At a series of press conferences on "Financial Support to Ensure Market Entities", Mao Hongjun, the first-level inspector of the Inclusive Finance Department of the China Banking and Insurance Regulatory Commission, said that "dare to lend and willing to lend" is mainly a mechanism issue.
Why are the bank's grassroots institutions and personnel unwilling to lend?
Because it is not cost-effective, low performance or no performance.
Why not dare to borrow?
Because of "high badness, fear of accountability."
Therefore, the establishment of a sound mechanism for small and micro enterprises to dare and willingly lend, in the final analysis is to solve the problem of the endogenous motivation of banks to serve small and micro enterprises.
At present, the "Measures for the Supervision and Evaluation of Financial Services for Small and Micro Enterprises of Commercial Banks" has been implemented, and it is aimed at the problem of unwillingness to borrow.
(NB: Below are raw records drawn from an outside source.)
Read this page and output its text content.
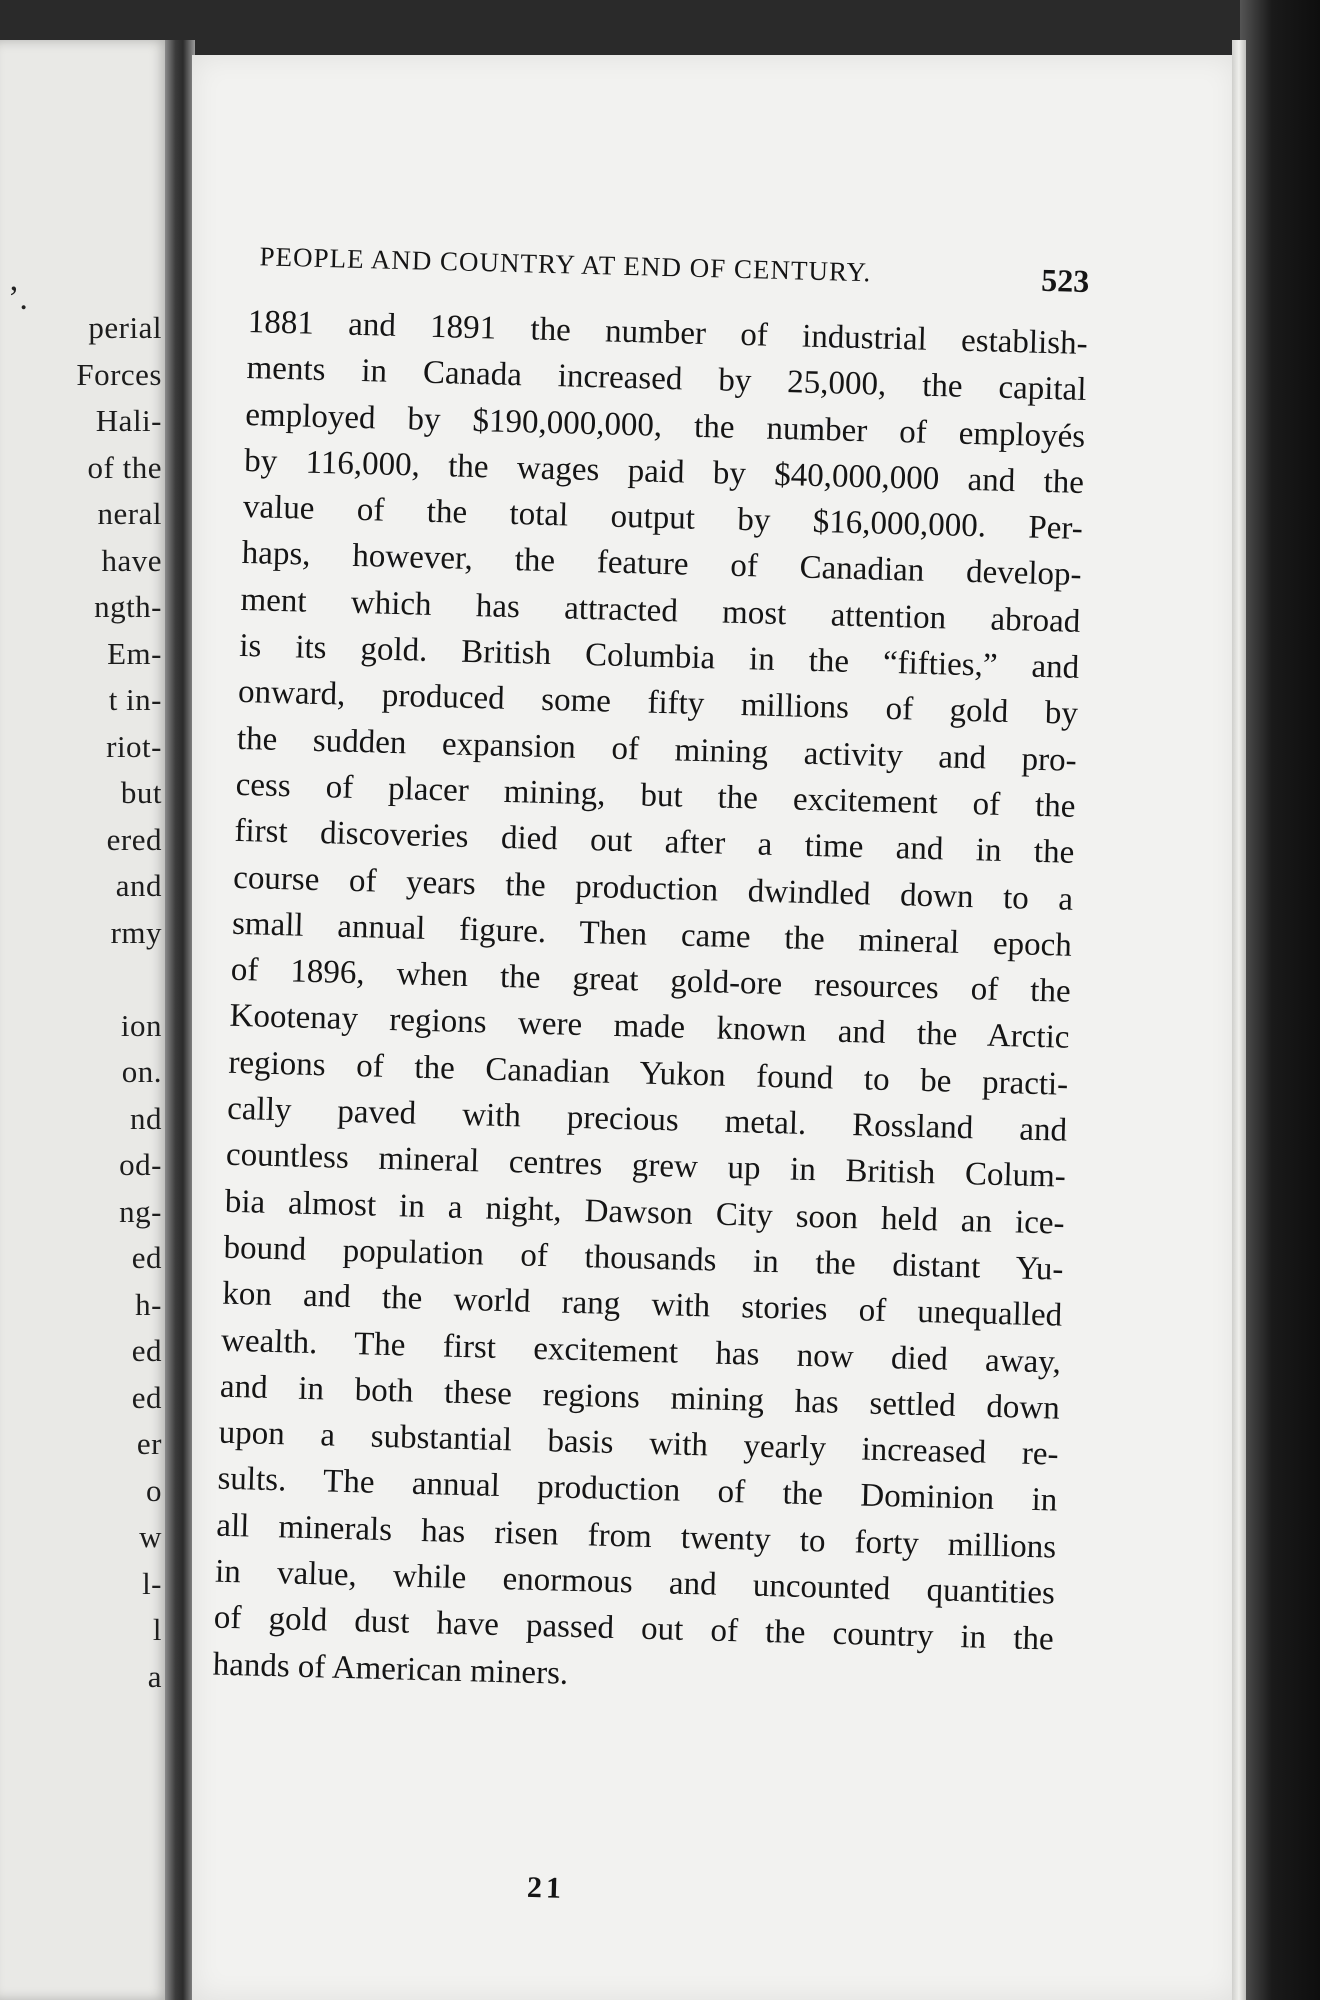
ʼ.
perial
Forces
Hali-
of the
neral
have
ngth-
Em-
t in-
riot-
but
ered
and
rmy
ion
on.
nd
od-
ng-
ed
h-
ed
ed
er
o
w
l-
l
a
PEOPLE AND COUNTRY AT END OF CENTURY.	523
1881 and 1891 the number of industrial establish-
ments in Canada increased by 25,000, the capital
employed by $190,000,000, the number of employés
by 116,000, the wages paid by $40,000,000 and the
value of the total output by $16,000,000. Per-
haps, however, the feature of Canadian develop-
ment which has attracted most attention abroad
is its gold. British Columbia in the “fifties,” and
onward, produced some fifty millions of gold by
the sudden expansion of mining activity and pro-
cess of placer mining, but the excitement of the
first discoveries died out after a time and in the
course of years the production dwindled down to a
small annual figure. Then came the mineral epoch
of 1896, when the great gold-ore resources of the
Kootenay regions were made known and the Arctic
regions of the Canadian Yukon found to be practi-
cally paved with precious metal. Rossland and
countless mineral centres grew up in British Colum-
bia almost in a night, Dawson City soon held an ice-
bound population of thousands in the distant Yu-
kon and the world rang with stories of unequalled
wealth. The first excitement has now died away,
and in both these regions mining has settled down
upon a substantial basis with yearly increased re-
sults. The annual production of the Dominion in
all minerals has risen from twenty to forty millions
in value, while enormous and uncounted quantities
of gold dust have passed out of the country in the
hands of American miners.
21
In order to solve the problem of “not cost-effective” in basic-level bank loans, the current national commercial banks' loans to small and micro enterprises are given preferential treatment at a rate of no less than 50 basis points in the internal fund transfer pricing. Some banks even offer preferential treatment to 100 Above base point.
In response to the problem of “no performance” for bank employees, the regulatory agency clearly requires commercial banks to increase the weight of financial inclusion indicators in the performance appraisal of their branches to more than 10%. At present, some banks have increased it to 20%.
In response to the problem of “dare not lending”, regulatory policies have increased the tolerance for non-performing loans, making it clear that the non-performing rate of loans for inclusive small and micro enterprises can be higher than the non-performing rates of various loans within 3 percentage points. Institutions can appropriately increase the tolerance of non-performing loans, etc., to relieve the worries of serving small and micro enterprises for the grassroots employees of financial institutions.